Neue Wirklichkeitsdrastik

02.07.2016. Schade, dass britische Künstler beim Brexit Komplizen einer desinteressierten Elite waren, bedauert der Künstler Liam Gillick in der FAZ. In der NZZ entschlüsselt und widerlegt Adolf Muschg kühl die Argumente der Brexit-Gegner. In eine ganz fremde Welt treten die Kunstkritiker, die in Berlin das spanische Sigle de Oro bewundern. Ich bin nicht schuld, ruft in der SZ Christian Thielemann zum Abgang Andris Nelsons' aus Bayreuth. Die Welt glaubt ihm kein Wort. Und 25 internationale Kulturschaffende fragen die Mitarbeiter der Volksbühne, warum sie Chris Dercon so höhnisch abkanzeln.

Hierarchien der Wahrnehmung

01.07.2016. Andris Nelsons hat den Bayreuthern ihren Parsifal vor die Füße geschmissen und ist nach Riga abgerauscht.

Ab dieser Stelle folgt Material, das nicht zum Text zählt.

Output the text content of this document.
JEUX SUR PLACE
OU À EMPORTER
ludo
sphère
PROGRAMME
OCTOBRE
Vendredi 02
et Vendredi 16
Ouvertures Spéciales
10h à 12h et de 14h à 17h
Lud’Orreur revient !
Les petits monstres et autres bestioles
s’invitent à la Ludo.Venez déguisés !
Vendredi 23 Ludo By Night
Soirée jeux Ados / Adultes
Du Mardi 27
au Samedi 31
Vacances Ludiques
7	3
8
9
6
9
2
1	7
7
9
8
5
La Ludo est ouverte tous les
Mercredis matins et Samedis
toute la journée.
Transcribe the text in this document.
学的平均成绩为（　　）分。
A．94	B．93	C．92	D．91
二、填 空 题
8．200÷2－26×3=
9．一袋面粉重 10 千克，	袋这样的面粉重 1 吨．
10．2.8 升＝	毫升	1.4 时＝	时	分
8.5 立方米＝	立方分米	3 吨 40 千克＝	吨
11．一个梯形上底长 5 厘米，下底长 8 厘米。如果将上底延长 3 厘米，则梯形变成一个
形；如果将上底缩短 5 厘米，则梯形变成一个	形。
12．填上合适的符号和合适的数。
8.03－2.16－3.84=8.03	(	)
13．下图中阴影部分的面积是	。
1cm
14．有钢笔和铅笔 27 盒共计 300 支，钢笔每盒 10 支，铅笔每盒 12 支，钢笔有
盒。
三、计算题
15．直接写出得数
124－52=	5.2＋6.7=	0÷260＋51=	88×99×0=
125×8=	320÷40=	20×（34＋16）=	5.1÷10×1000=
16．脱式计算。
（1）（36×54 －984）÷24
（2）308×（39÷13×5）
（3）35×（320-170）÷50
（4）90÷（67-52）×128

SZ und Welt sind sich einig: Daran ist nur der große Einmischer Christian Thielemann schuld. Die SZ porträtiert die Bloggerin Stefanie Sargnagel nach ihrem Auftritt in Klagenfurt. Slowenien wäre ein gutes Gastland für die Frankfurter Buchmesse, verkündet die FAZ. Müde Männer in der Kunst zeigen Frankfurt (Baselitz), Berlin (Spanische Malerei des 17. Jahrhunderts) und Thun (Eduardo Arroyo). Muntere Frauen in der Musik hört die Jungle World.